"I love the guy. He's been a terrific player." -- Kirk Ferentz on Adam Robinson, 10/28/10
"He's going to be going somewhere else. I don't know what's going to happen, but he's not going to be with us." -- Kirk Ferentz on Adam Robinson, yesterday.
It's officially over. Adam Robinson won't be returning to the Iowa Hawkeyes, either now or ever, according to both Kirk Ferentz and Robinson's own mother. Robinson intends to transfer in time to enroll in summer school, though he does not yet know where that might be. "He'll end up someplace, and he'll be successful," she said.

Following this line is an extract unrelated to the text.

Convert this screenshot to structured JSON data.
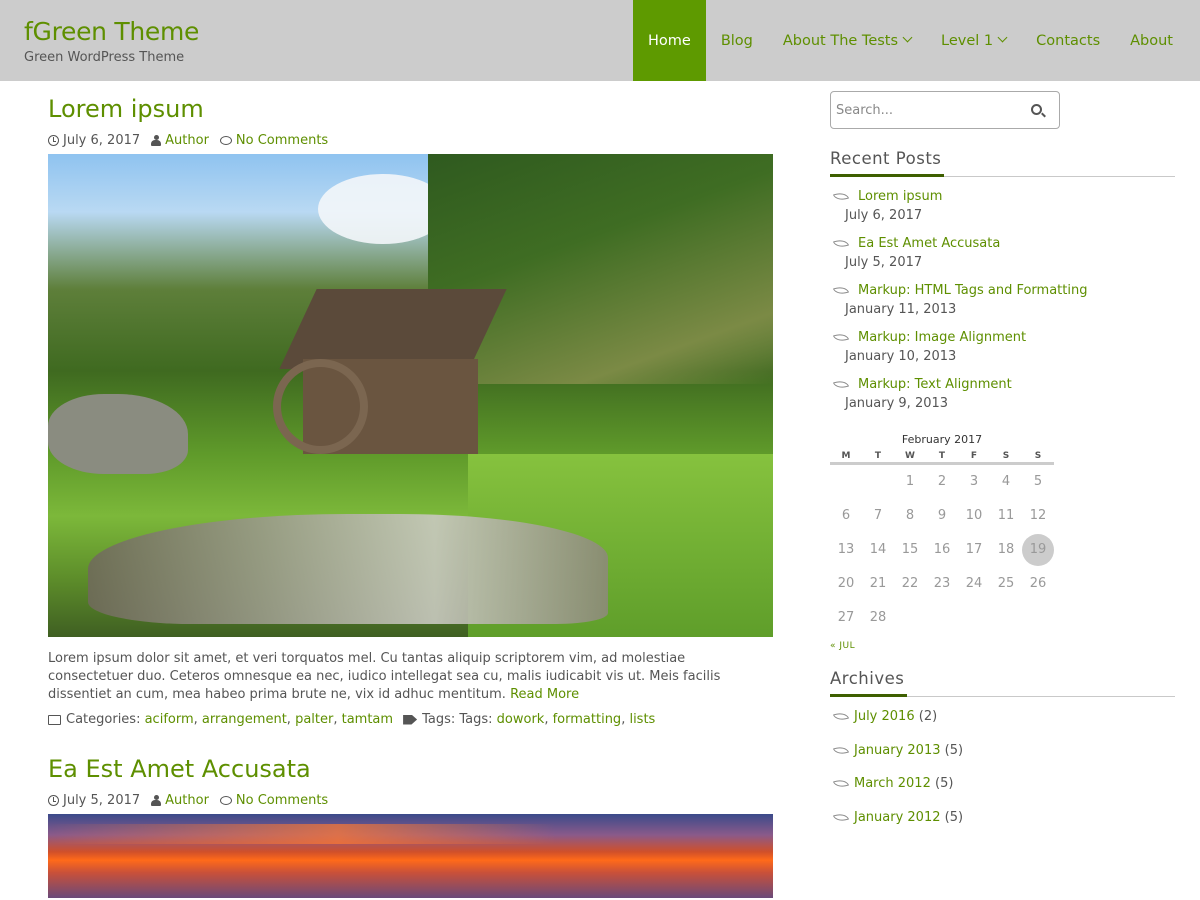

As has been previously discussed, Robinson's problems began in early November, when he missed time after sustaining a concussion. He was later benched for the first quarter of Iowa's game with Ohio State for what Ferentz called "academic indigestion." He suffered another concussion against Ohio State, and missed the last game of the season. That was followed by a bowl suspension, again reportedly academics-related. Finally, on the eve of Iowa's Insight Bowl win over Missouri, Robinson was arrested in Des Moines for possession of marijuana. It was the last straw; Ferentz dismissed Robinson from the program almost immediately upon returning from Arizona.
Then came the drama, as Robinson went to the newspapers, attorney at his side, to make his case to return to the program. It was the most ill-advised media move since DJK wore sunglasses; I don't know Ferentz personally, but I would presume from prior statements that if there's one group of people which he holds in as low a regard as the media, it's lawyers. Complicating matters was the fact Robinson hadn't privately consulted with Kirk; in February, weeks after Robinson's ill-fated press tour, Ferentz told the press he hadn't heard from Robinson since the dismissal, a surefire sign that the Captain was slightly nonplussed with Robinson's tactics. At that point, the door was as good as closed. Ferentz opened it slightly this spring, but he has never reversed an excommunication, and it never seemed particularly likely he would now.

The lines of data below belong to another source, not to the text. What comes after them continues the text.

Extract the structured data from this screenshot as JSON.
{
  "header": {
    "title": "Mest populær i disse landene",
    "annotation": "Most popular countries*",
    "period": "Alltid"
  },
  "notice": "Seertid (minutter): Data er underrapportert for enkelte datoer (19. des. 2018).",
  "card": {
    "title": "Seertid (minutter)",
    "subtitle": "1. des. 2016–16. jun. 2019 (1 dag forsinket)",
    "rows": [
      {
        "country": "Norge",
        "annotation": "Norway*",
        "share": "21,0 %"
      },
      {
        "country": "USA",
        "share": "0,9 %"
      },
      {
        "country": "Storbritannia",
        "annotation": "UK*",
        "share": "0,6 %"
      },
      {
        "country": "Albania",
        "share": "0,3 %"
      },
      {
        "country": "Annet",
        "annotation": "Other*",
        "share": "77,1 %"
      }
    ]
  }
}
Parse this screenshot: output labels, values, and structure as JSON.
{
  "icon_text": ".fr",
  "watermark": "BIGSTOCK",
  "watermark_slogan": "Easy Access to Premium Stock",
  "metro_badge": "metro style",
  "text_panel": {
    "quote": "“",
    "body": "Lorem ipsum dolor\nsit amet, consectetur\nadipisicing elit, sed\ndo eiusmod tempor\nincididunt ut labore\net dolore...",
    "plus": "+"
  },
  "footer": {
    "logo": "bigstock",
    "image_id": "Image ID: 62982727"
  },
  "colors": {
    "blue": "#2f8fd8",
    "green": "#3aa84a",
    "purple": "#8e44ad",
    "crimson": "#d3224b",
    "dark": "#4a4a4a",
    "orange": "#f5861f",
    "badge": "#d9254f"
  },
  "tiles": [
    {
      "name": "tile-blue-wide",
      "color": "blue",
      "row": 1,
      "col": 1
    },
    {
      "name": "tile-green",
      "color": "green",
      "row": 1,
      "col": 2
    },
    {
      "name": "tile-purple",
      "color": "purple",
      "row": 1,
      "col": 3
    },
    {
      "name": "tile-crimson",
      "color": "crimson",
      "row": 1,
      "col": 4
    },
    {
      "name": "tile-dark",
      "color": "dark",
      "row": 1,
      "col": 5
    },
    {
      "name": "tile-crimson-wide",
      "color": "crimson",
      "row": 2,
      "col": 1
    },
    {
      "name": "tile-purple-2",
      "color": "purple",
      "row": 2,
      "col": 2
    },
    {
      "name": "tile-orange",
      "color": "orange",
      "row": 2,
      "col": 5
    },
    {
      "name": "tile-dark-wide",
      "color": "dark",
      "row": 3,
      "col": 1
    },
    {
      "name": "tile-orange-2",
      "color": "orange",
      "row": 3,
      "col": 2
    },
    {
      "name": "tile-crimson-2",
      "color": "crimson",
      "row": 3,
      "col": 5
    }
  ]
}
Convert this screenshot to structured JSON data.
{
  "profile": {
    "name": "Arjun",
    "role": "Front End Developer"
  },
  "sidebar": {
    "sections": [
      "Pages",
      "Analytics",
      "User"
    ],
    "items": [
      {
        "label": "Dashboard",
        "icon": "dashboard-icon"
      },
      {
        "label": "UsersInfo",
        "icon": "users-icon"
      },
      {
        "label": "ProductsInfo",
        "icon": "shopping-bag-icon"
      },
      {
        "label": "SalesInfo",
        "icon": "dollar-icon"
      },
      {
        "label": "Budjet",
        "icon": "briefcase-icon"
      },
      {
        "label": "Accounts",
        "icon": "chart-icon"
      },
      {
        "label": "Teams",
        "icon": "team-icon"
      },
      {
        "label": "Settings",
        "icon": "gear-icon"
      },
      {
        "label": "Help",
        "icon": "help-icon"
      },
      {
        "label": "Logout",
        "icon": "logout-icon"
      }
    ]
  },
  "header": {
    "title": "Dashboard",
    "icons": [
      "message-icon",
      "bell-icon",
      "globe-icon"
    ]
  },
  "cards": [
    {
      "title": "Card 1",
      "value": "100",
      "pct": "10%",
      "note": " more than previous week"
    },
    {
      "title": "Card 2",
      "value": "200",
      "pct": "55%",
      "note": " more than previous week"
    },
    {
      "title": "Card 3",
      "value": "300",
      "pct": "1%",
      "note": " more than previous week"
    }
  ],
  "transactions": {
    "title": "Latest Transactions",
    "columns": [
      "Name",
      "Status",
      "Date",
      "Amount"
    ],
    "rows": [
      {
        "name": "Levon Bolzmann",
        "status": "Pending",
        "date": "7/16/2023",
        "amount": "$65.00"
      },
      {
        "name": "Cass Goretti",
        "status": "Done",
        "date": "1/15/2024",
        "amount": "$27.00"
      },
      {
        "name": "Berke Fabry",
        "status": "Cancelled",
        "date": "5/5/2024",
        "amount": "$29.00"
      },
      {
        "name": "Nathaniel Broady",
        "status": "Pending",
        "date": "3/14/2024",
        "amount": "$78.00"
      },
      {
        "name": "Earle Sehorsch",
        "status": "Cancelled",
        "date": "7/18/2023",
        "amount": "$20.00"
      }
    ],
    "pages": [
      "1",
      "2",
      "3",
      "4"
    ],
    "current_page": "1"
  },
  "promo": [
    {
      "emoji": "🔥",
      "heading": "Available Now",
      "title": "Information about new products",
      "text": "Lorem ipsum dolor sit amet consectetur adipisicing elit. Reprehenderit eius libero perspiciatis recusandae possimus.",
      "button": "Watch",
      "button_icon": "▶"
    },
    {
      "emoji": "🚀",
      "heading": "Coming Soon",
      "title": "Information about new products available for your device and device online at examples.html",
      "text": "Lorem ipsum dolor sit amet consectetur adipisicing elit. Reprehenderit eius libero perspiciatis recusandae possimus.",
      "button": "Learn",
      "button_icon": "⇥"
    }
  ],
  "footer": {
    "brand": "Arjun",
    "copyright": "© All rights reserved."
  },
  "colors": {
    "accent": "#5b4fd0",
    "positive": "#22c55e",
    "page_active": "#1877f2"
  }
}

Yesterday's statements from both Chicago and Des Moines bring this story to its end. The writing was on the wall last week, though. On Marty Tirrell's radio show, Ferentz was asked if there would be some sort of reconciliation. "It's already happened," said Ferentz. Tirrell thought he had made news, but it was the next statement that showed what Ferentz really meant: "We've closed the book, we're moving on." As much reconciliation as there was going to be had already happened. There might be no hard feelings, but this chapter was over.
We've obviously been sympathetic to Robinson's cause, and his contributions to the program over the last two seasons were as significant as they were unexpected. We thank him for those contributions and his significant sacrifice for the program we love, and we wish him the best wherever he lands.